Updated bobcat population model allows for more tags in Wisconsin
Minocqua, Wis. — Bobcats are doing quite well in the Badger State and increased carcass tags for this season stand as proof.
Shawn Rossler, furbearer specialist with the Wisconsin DNR, and Nathan Roberts, DNR furbearer research scientist, told the Natural Resources Board that bobcats are a success story in Wisconsin.
“The state of bobcats in our state is excellent,” Roberts said.
Bobcats are found throughout the state and are a prized trophy animal for hunters and trappers. The DNR now estimates there are about 3,500 bobcats north of Hwy. 64, but does not yet have a population estimate for the southern part of the state.
From 1867 to 1964 bounties were paid to people who shot bobcats, and up until 1970 there were no regulations on bobcat harvest.
Roberts said that the idea to manage them as a sustainable game species is relatively new.
From 1970 to 2013 a regulated harvest on bobcats took place in the northern half of the state. Beginning in 2014, the first regulated season began in southern Wisconsin.
Ten years ago, Roberts conducted a population assessment of bobcats in the U.S. and found the population had increased from one million in 1981 to 3.5 million in 2008.
The species is now found in all states. The population is stable or expanding in states all except Florida.
“Bobcats are challenging to monitor,” Roberts said. “They are elusive and hard to see so people think they aren’t common because they don’t see them, but they are common in Wisconsin and they are doing well.”
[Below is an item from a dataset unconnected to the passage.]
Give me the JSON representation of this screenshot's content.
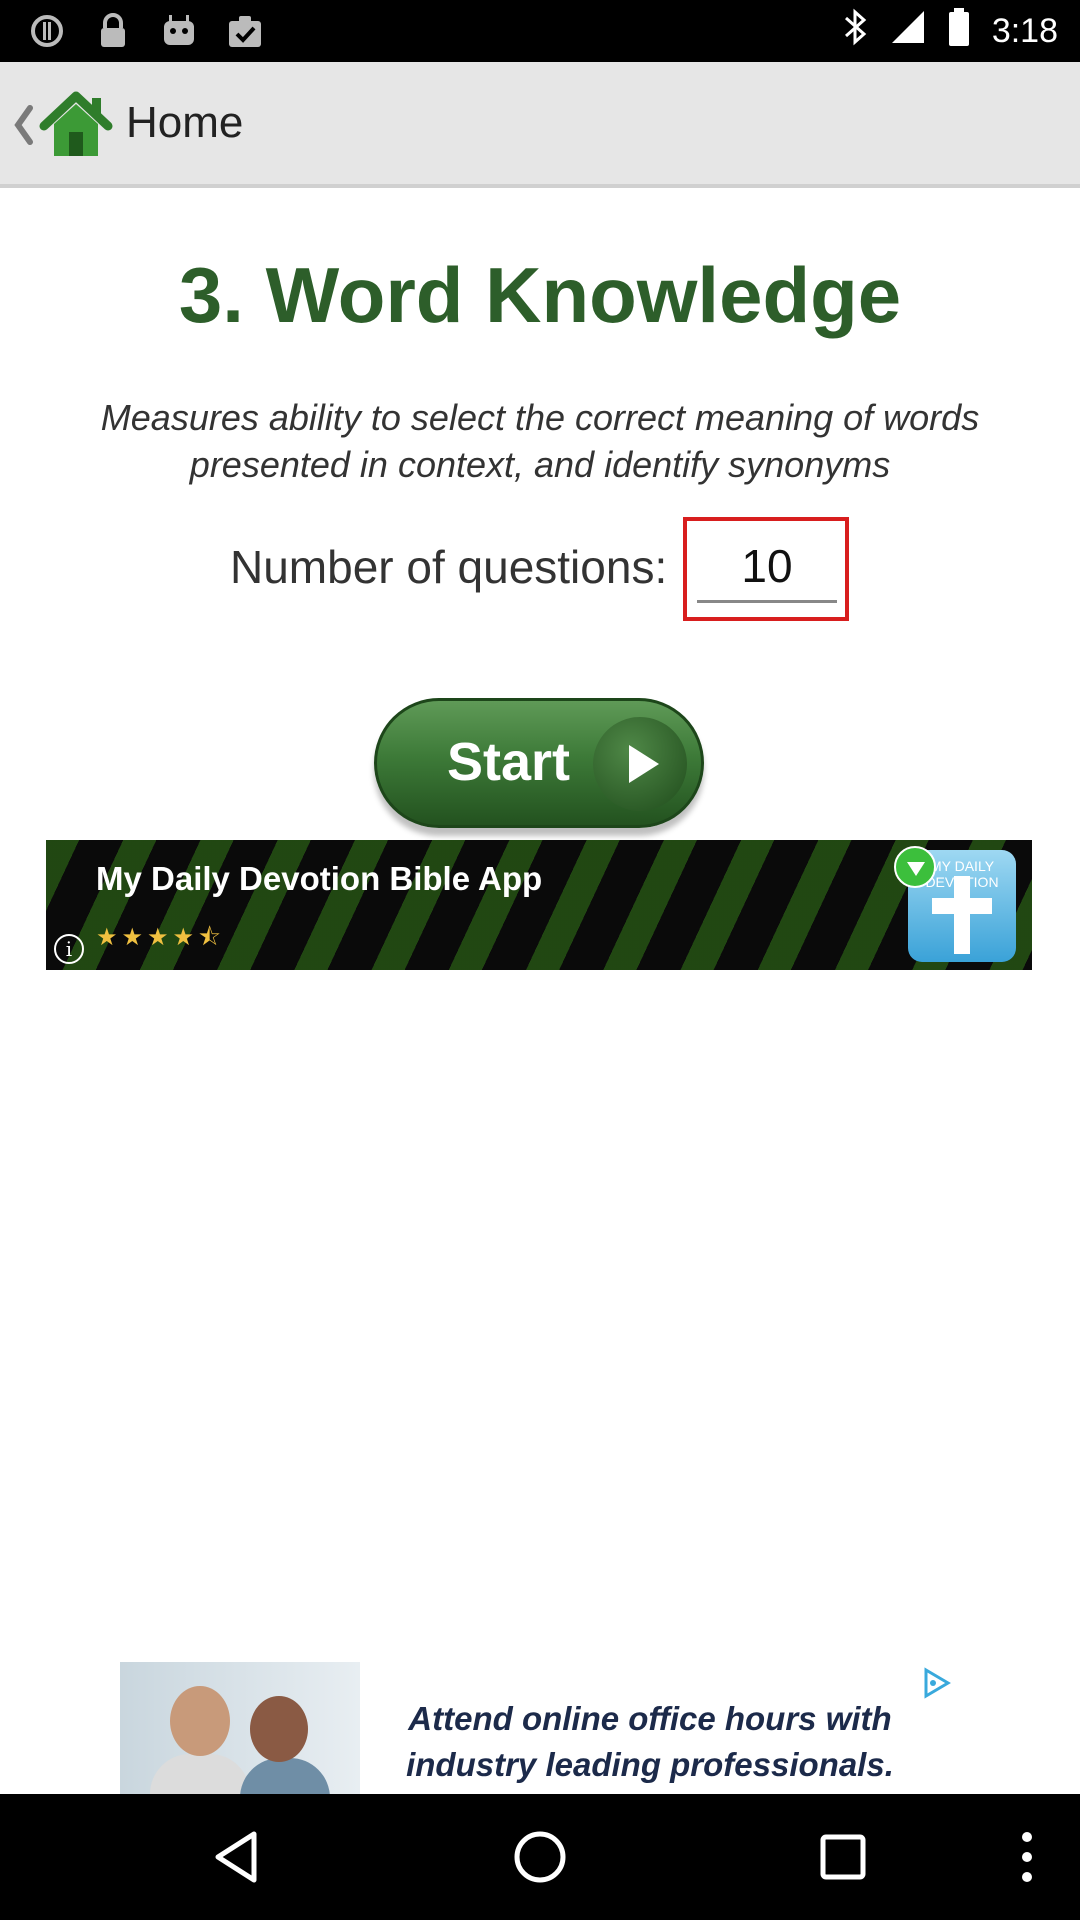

The DNR monitors bobcats by obtaining information from carcasses harvested by hunters and trappers. The DNR also uses tracking collars in two study areas, putting collars on 61 cats during the past three years.
As might be expected, since bobcats range from coast to coast and from Quebec down to Mexico, the habitat they use in Wisconsin is varied. They have relatively small home ranges, and females have very high survivorship rates.
The harvest rate is lower than what DNR researchers expected, leading them to believe the population is larger than previously estimated.
Roberts said that all of the information on population size and survivorship leads him to believe that the DNR can provide more harvest opportunities while ensuring the long-term stability of the population.
Rossler said the management program includes working with the Furbearer Advisory Committee comprised of the Great Lakes Indian Fish and Wildlife Commission, U.S. Forest Service, USDA Wildlife Services, Conservation Congress, Wisconsin Trappers Association, Wisconsin Bear Hunters Association, and Wisconsin Wildlife Federation, and the Hunters Rights Coalition.
Although committee members have many different opinions, this year the committee agreed to increase the bobcat quota for 2017 based on new – and higher – population estimates.
The 2017-18 bobcat harvest quota is 550 in the northern zone (north of Hwy. 64). This includes a state quota of 506 bobcats and a tribal allocation of five.
The DNR will issue 505 permits for Period 1 and 325 permits for Period 2.
The southern bobcat zone has a harvest quota of 200, including a state quota of 195 and tribal allocation of five. A total of 230 permits will be issued for Period 1 and 170 permits for Period 2.
Quotas are substantially increased over previous years, when quotas were 225 in 2016, 300 in 2015, and 240 in 2014.
Rossler said that 7,027 permit applications were received for the 2017-18 season .
“We want to be sure we can provide maximum opportunity whenever we can be confident that harvest opportunities are sustainable,” Rossler said.
Dr. Fred Prehn, board member from Wausau, noted that today some hunters have to wait 10 years to receive a harvest permit and some old-timers claim there used to be more bobcats many years ago.
Gary Zimmer, board member from Rhinelander, said this year’s quota was a big jump and he wondered if the state was too conservative in past years.
Roberts responded that they now have a better idea of the population, but he wasn’t willing to say the quota was too conservative in the past.
Greg Kazmierski, board member from Pewaukee, had requested the report on bobcats, saying that previously the board had never approved bobcat quotas.
According to Kazmierski, the DNR has been accused of not basing decisions on science. He said bobcat management is “great science.”
Roberts explained the reason for the increased quotas – that researchers looked at the models closely and noticed what appeared to be lower than normal reproductive rates for female bobcats in Wisconsin.
Roberts found the methodology used in past years was not appropriate to use with bobcats, and he worked with veterinarians to adjust the model.
Roberts said that the model incorporates several sources of mortality, including natural, legal harvest, illegal take, and incidental mortality.
The model used previously counted incidentally tagged bobcats, such as those killed by cars, as incidentally harvested.
“We found all of those road-killed animals were showing up in the wrong category, and adjusted for that which decreased our mortality rates,” Roberts said.
In response to a question from Preston Cole, board member from Milwaukee, DNR deputy secretary Kurt Thiede said that taking researchers out of the research bureau and re-aligning them with fish, wildlife, and forestry managers has strengthened the functions.